Os efeitos terapêuticos das plantas aromáticas eram conhecidos empiricamente (conhecimento adquirido porobservação e experiência) por inúmeros povos durante milênios. O que a ciência faz hoje é confirmar, através de estudos e pesquisas, a existência das propriedades terapêuticas dos aromas produzidos nas plantas, permitindo que façamos uso desse conhecimento com confiança.
Uma breve introdução: a extração de óleos das plantas varia conforme a localização de origem e a parte da planta utilizada na produção.
  • ​​​Plantas que produzem o óleo essencial em sua parte externa incluem exemplos como Lavandula angustifolia, Rosmarinus officinalis e Salvia sclarea; para essas plantas, a colheita e a destilação devem ser realizadas de forma bastante delicada, a fim de evitar danos e desperdícios no produto final.
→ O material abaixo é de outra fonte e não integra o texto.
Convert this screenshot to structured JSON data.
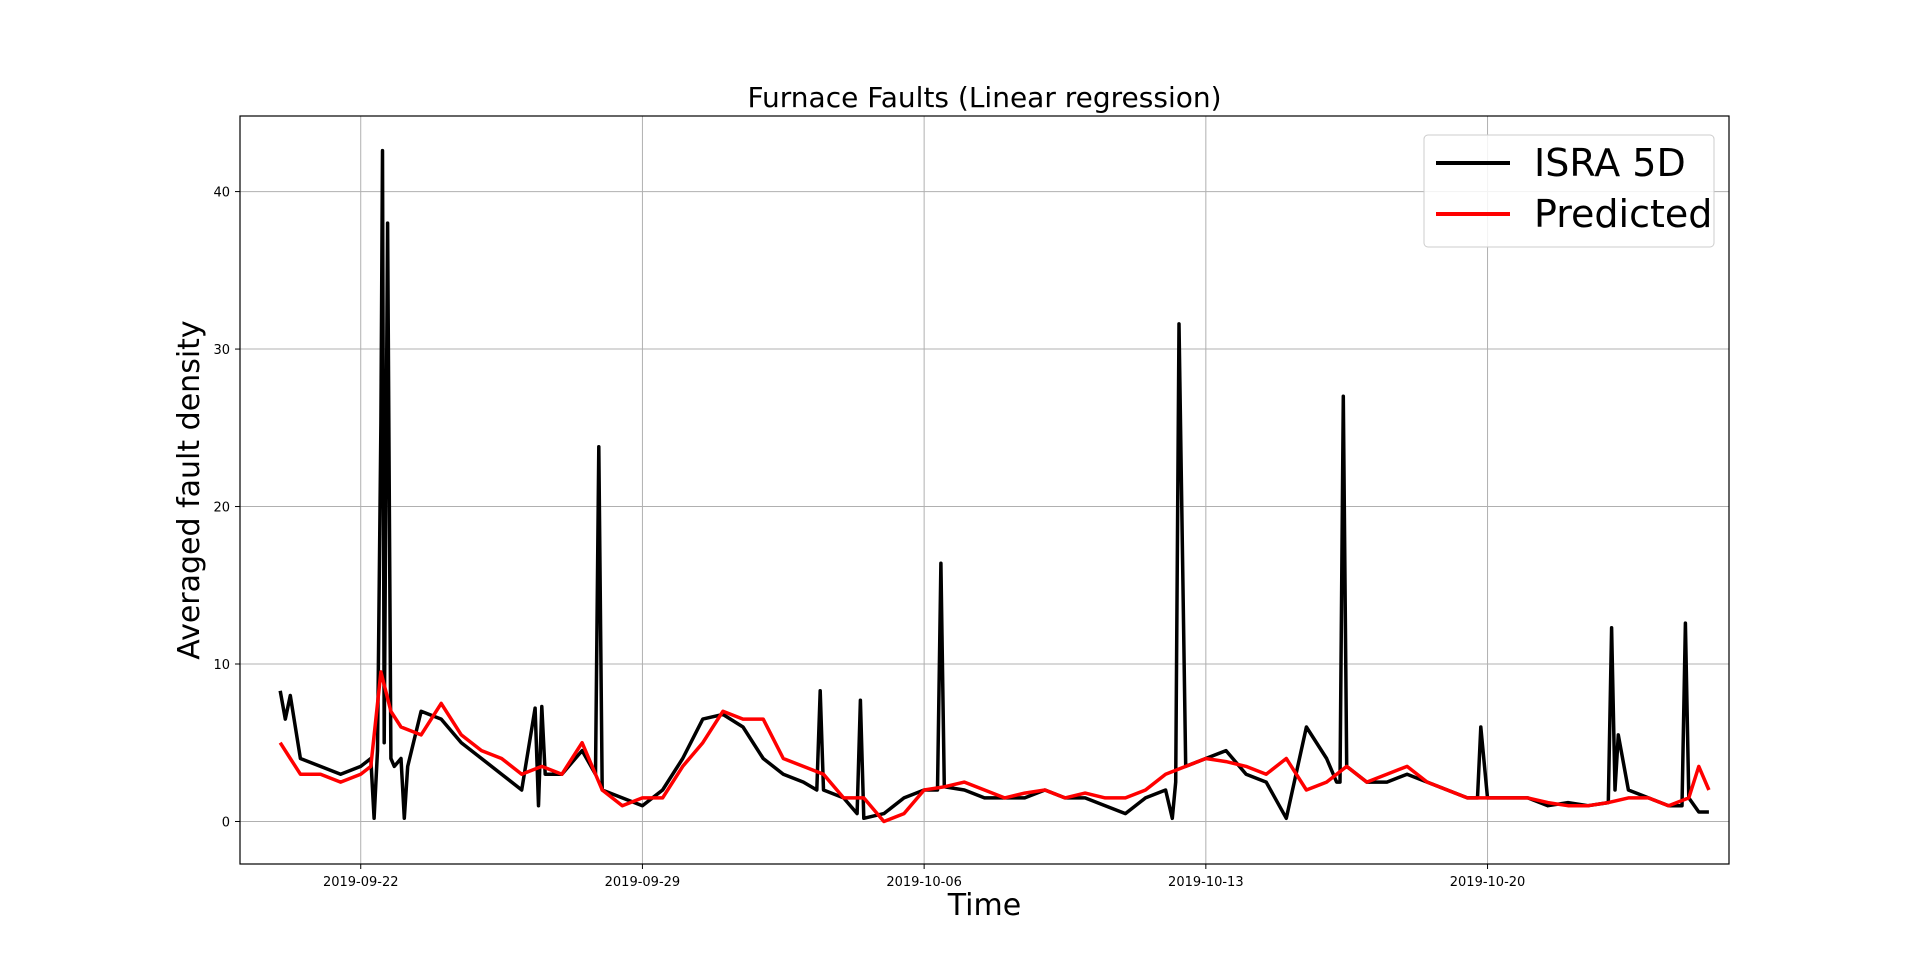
{
  "chart_data": {
    "type": "line",
    "title": "Furnace Faults (Linear regression)",
    "xlabel": "Time",
    "ylabel": "Averaged fault density",
    "x_range": [
      "2019-09-19",
      "2019-10-26"
    ],
    "ylim": [
      -2.7,
      44.8
    ],
    "grid": true,
    "legend_position": "top-right",
    "x_ticks": [
      "2019-09-22",
      "2019-09-29",
      "2019-10-06",
      "2019-10-13",
      "2019-10-20"
    ],
    "y_ticks": [
      0,
      10,
      20,
      30,
      40
    ],
    "series": [
      {
        "name": "ISRA 5D",
        "color": "#000000",
        "x": [
          "2019-09-20T00:00",
          "2019-09-20T03:00",
          "2019-09-20T06:00",
          "2019-09-20T12:00",
          "2019-09-21T00:00",
          "2019-09-21T12:00",
          "2019-09-22T00:00",
          "2019-09-22T06:00",
          "2019-09-22T08:00",
          "2019-09-22T10:00",
          "2019-09-22T12:00",
          "2019-09-22T13:00",
          "2019-09-22T14:00",
          "2019-09-22T16:00",
          "2019-09-22T18:00",
          "2019-09-22T20:00",
          "2019-09-23T00:00",
          "2019-09-23T02:00",
          "2019-09-23T04:00",
          "2019-09-23T12:00",
          "2019-09-24T00:00",
          "2019-09-24T12:00",
          "2019-09-25T00:00",
          "2019-09-25T12:00",
          "2019-09-26T00:00",
          "2019-09-26T08:00",
          "2019-09-26T10:00",
          "2019-09-26T12:00",
          "2019-09-26T14:00",
          "2019-09-27T00:00",
          "2019-09-27T12:00",
          "2019-09-27T20:00",
          "2019-09-27T22:00",
          "2019-09-28T00:00",
          "2019-09-28T12:00",
          "2019-09-29T00:00",
          "2019-09-29T12:00",
          "2019-09-30T00:00",
          "2019-09-30T12:00",
          "2019-10-01T00:00",
          "2019-10-01T12:00",
          "2019-10-02T00:00",
          "2019-10-02T12:00",
          "2019-10-03T00:00",
          "2019-10-03T08:00",
          "2019-10-03T10:00",
          "2019-10-03T12:00",
          "2019-10-04T00:00",
          "2019-10-04T08:00",
          "2019-10-04T10:00",
          "2019-10-04T12:00",
          "2019-10-05T00:00",
          "2019-10-05T12:00",
          "2019-10-06T00:00",
          "2019-10-06T08:00",
          "2019-10-06T10:00",
          "2019-10-06T12:00",
          "2019-10-07T00:00",
          "2019-10-07T12:00",
          "2019-10-08T00:00",
          "2019-10-08T12:00",
          "2019-10-09T00:00",
          "2019-10-09T12:00",
          "2019-10-10T00:00",
          "2019-10-10T12:00",
          "2019-10-11T00:00",
          "2019-10-11T12:00",
          "2019-10-12T00:00",
          "2019-10-12T04:00",
          "2019-10-12T06:00",
          "2019-10-12T08:00",
          "2019-10-12T12:00",
          "2019-10-13T00:00",
          "2019-10-13T12:00",
          "2019-10-14T00:00",
          "2019-10-14T12:00",
          "2019-10-15T00:00",
          "2019-10-15T12:00",
          "2019-10-16T00:00",
          "2019-10-16T06:00",
          "2019-10-16T08:00",
          "2019-10-16T10:00",
          "2019-10-16T12:00",
          "2019-10-17T00:00",
          "2019-10-17T12:00",
          "2019-10-18T00:00",
          "2019-10-18T12:00",
          "2019-10-19T00:00",
          "2019-10-19T12:00",
          "2019-10-19T18:00",
          "2019-10-19T20:00",
          "2019-10-20T00:00",
          "2019-10-20T12:00",
          "2019-10-21T00:00",
          "2019-10-21T12:00",
          "2019-10-22T00:00",
          "2019-10-22T12:00",
          "2019-10-23T00:00",
          "2019-10-23T02:00",
          "2019-10-23T04:00",
          "2019-10-23T06:00",
          "2019-10-23T12:00",
          "2019-10-24T00:00",
          "2019-10-24T12:00",
          "2019-10-24T20:00",
          "2019-10-24T22:00",
          "2019-10-25T00:00",
          "2019-10-25T06:00",
          "2019-10-25T12:00"
        ],
        "y": [
          8.3,
          6.5,
          8.0,
          4.0,
          3.5,
          3.0,
          3.5,
          4.0,
          0.2,
          4.5,
          25.3,
          42.6,
          5.0,
          38.0,
          4.0,
          3.5,
          4.0,
          0.2,
          3.5,
          7.0,
          6.5,
          5.0,
          4.0,
          3.0,
          2.0,
          7.2,
          1.0,
          7.3,
          3.0,
          3.0,
          4.5,
          3.0,
          23.8,
          2.0,
          1.5,
          1.0,
          2.0,
          4.0,
          6.5,
          6.8,
          6.0,
          4.0,
          3.0,
          2.5,
          2.0,
          8.3,
          2.0,
          1.5,
          0.5,
          7.7,
          0.2,
          0.5,
          1.5,
          2.0,
          2.0,
          16.4,
          2.2,
          2.0,
          1.5,
          1.5,
          1.5,
          2.0,
          1.5,
          1.5,
          1.0,
          0.5,
          1.5,
          2.0,
          0.2,
          2.5,
          31.6,
          3.5,
          4.0,
          4.5,
          3.0,
          2.5,
          0.2,
          6.0,
          4.0,
          2.5,
          2.5,
          27.0,
          3.5,
          2.5,
          2.5,
          3.0,
          2.5,
          2.0,
          1.5,
          1.5,
          6.0,
          1.5,
          1.5,
          1.5,
          1.0,
          1.2,
          1.0,
          1.2,
          12.3,
          2.0,
          5.5,
          2.0,
          1.5,
          1.0,
          1.0,
          12.6,
          1.5,
          0.6,
          0.6
        ]
      },
      {
        "name": "Predicted",
        "color": "#ff0000",
        "x": [
          "2019-09-20T00:00",
          "2019-09-20T06:00",
          "2019-09-20T12:00",
          "2019-09-21T00:00",
          "2019-09-21T12:00",
          "2019-09-22T00:00",
          "2019-09-22T06:00",
          "2019-09-22T12:00",
          "2019-09-22T18:00",
          "2019-09-23T00:00",
          "2019-09-23T12:00",
          "2019-09-24T00:00",
          "2019-09-24T12:00",
          "2019-09-25T00:00",
          "2019-09-25T12:00",
          "2019-09-26T00:00",
          "2019-09-26T12:00",
          "2019-09-27T00:00",
          "2019-09-27T12:00",
          "2019-09-28T00:00",
          "2019-09-28T12:00",
          "2019-09-29T00:00",
          "2019-09-29T12:00",
          "2019-09-30T00:00",
          "2019-09-30T12:00",
          "2019-10-01T00:00",
          "2019-10-01T12:00",
          "2019-10-02T00:00",
          "2019-10-02T12:00",
          "2019-10-03T00:00",
          "2019-10-03T12:00",
          "2019-10-04T00:00",
          "2019-10-04T12:00",
          "2019-10-05T00:00",
          "2019-10-05T12:00",
          "2019-10-06T00:00",
          "2019-10-06T12:00",
          "2019-10-07T00:00",
          "2019-10-07T12:00",
          "2019-10-08T00:00",
          "2019-10-08T12:00",
          "2019-10-09T00:00",
          "2019-10-09T12:00",
          "2019-10-10T00:00",
          "2019-10-10T12:00",
          "2019-10-11T00:00",
          "2019-10-11T12:00",
          "2019-10-12T00:00",
          "2019-10-12T12:00",
          "2019-10-13T00:00",
          "2019-10-13T12:00",
          "2019-10-14T00:00",
          "2019-10-14T12:00",
          "2019-10-15T00:00",
          "2019-10-15T12:00",
          "2019-10-16T00:00",
          "2019-10-16T12:00",
          "2019-10-17T00:00",
          "2019-10-17T12:00",
          "2019-10-18T00:00",
          "2019-10-18T12:00",
          "2019-10-19T00:00",
          "2019-10-19T12:00",
          "2019-10-20T00:00",
          "2019-10-20T12:00",
          "2019-10-21T00:00",
          "2019-10-21T12:00",
          "2019-10-22T00:00",
          "2019-10-22T12:00",
          "2019-10-23T00:00",
          "2019-10-23T12:00",
          "2019-10-24T00:00",
          "2019-10-24T12:00",
          "2019-10-25T00:00",
          "2019-10-25T06:00",
          "2019-10-25T12:00"
        ],
        "y": [
          5.0,
          4.0,
          3.0,
          3.0,
          2.5,
          3.0,
          3.5,
          9.5,
          7.0,
          6.0,
          5.5,
          7.5,
          5.5,
          4.5,
          4.0,
          3.0,
          3.5,
          3.0,
          5.0,
          2.0,
          1.0,
          1.5,
          1.5,
          3.5,
          5.0,
          7.0,
          6.5,
          6.5,
          4.0,
          3.5,
          3.0,
          1.5,
          1.5,
          0.0,
          0.5,
          2.0,
          2.2,
          2.5,
          2.0,
          1.5,
          1.8,
          2.0,
          1.5,
          1.8,
          1.5,
          1.5,
          2.0,
          3.0,
          3.5,
          4.0,
          3.8,
          3.5,
          3.0,
          4.0,
          2.0,
          2.5,
          3.5,
          2.5,
          3.0,
          3.5,
          2.5,
          2.0,
          1.5,
          1.5,
          1.5,
          1.5,
          1.2,
          1.0,
          1.0,
          1.2,
          1.5,
          1.5,
          1.0,
          1.5,
          3.5,
          2.0
        ]
      }
    ]
  }
}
  • Plantas que produzem óleos essenciais nas partes mais profundas de sua estrutura, como Cedrus atlantica, Cupressus sempervirens, Aniba roseodora e Santalum álbum, requerem um processo de destilação mais intenso e robusto.​
  • Algumas plantas produzem resina externa, que fornece o óleo essencial; nesse caso, as plantas em si permanecem intactas, como é o caso da Commiphora myrrha e da Boswellia sacra (carterii).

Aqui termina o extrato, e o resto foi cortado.